Ford Motor Company joins with Microsoft, Healthrageous and BlueMetal Architects to study how connected devices can help people monitor and maintain health & wellness. “People are spending more time in their cars, and with the tremendous growth in mobile healthcare solutions, Ford is dedicated to understanding the value of being able to connect to health and wellness-related services while driving,” said Gary Strumolo, manager of Infotainment, Interiors, Health and Wellness at Ford Research and Innovation. “Our connectivity platform Ford SYNC , provides easy, voice-controlled access to mobile devices such as smartphones and tablets, and therefore it makes sense to research areas that are important to our customers.”

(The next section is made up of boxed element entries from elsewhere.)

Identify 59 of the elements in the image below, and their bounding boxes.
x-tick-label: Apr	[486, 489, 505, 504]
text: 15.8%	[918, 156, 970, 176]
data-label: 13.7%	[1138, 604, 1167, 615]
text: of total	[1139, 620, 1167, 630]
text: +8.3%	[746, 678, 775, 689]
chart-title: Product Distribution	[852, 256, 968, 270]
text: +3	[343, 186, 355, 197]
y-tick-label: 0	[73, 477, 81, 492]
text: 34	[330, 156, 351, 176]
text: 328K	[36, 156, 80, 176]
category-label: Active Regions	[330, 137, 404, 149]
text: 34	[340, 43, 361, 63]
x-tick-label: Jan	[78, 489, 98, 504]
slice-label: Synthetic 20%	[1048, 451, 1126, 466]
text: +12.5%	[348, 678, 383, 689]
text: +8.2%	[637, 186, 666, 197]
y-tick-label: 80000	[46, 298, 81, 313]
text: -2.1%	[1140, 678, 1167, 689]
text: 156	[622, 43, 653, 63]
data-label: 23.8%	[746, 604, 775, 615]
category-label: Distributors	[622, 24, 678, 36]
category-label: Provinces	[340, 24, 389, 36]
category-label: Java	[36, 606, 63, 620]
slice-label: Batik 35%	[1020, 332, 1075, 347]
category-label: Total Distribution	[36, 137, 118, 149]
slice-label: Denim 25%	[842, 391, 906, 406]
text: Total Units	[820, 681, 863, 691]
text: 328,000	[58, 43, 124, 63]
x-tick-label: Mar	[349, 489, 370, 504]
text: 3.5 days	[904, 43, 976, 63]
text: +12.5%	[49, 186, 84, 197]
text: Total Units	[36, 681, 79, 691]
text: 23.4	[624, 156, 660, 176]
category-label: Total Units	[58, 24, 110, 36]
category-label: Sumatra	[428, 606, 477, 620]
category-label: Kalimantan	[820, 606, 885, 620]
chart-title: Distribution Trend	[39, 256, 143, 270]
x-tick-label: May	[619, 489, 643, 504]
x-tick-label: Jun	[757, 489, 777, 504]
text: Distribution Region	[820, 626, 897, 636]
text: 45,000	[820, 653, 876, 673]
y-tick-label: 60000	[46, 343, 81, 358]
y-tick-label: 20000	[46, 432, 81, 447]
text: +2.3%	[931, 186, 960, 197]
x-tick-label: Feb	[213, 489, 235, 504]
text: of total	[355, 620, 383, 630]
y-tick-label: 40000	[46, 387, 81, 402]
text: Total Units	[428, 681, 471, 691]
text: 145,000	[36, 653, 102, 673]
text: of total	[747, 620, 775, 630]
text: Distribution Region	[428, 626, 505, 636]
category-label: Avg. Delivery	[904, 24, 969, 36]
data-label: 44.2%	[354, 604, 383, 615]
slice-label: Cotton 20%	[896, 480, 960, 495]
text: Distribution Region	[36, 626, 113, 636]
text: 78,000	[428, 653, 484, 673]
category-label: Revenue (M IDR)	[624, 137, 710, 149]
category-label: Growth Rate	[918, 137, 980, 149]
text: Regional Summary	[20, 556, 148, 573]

As people spend more time in their cars, the ability to manage health and wellness on the go becomes more important. There are several reasons why the automobile is an ideal platform for research and development in this area:
- It’s convenient and private
- It facilitates personalized access to the information, products and services people need
- And it’s a logical place for them to manage their health while they are more often stuck in traffic
did you know…
A Research2Guidance report finds that mobile health applications generated about $718 million in revenue in 2011, a sevenfold increase from the amount generated in 2010.
The goal is to figure out how to extend health management into the personal vehicle in a nonintrusive fashion.
How does it work?
The system would capture biometric and vehicle data as the basis for real-time health and wellness advice and monitoring. The driver can also tell the app aspects of his or her health routine such as the number of glasses of water consumed during the day, or what pills have been taken. That information is then uploaded into Microsoft’s HealthVault personal health record platform, processed with other health data, and used to create graphical reports the driver can access after having left the vehicle. The technology is not considered a medical device nor intended to be a diagnostic tool.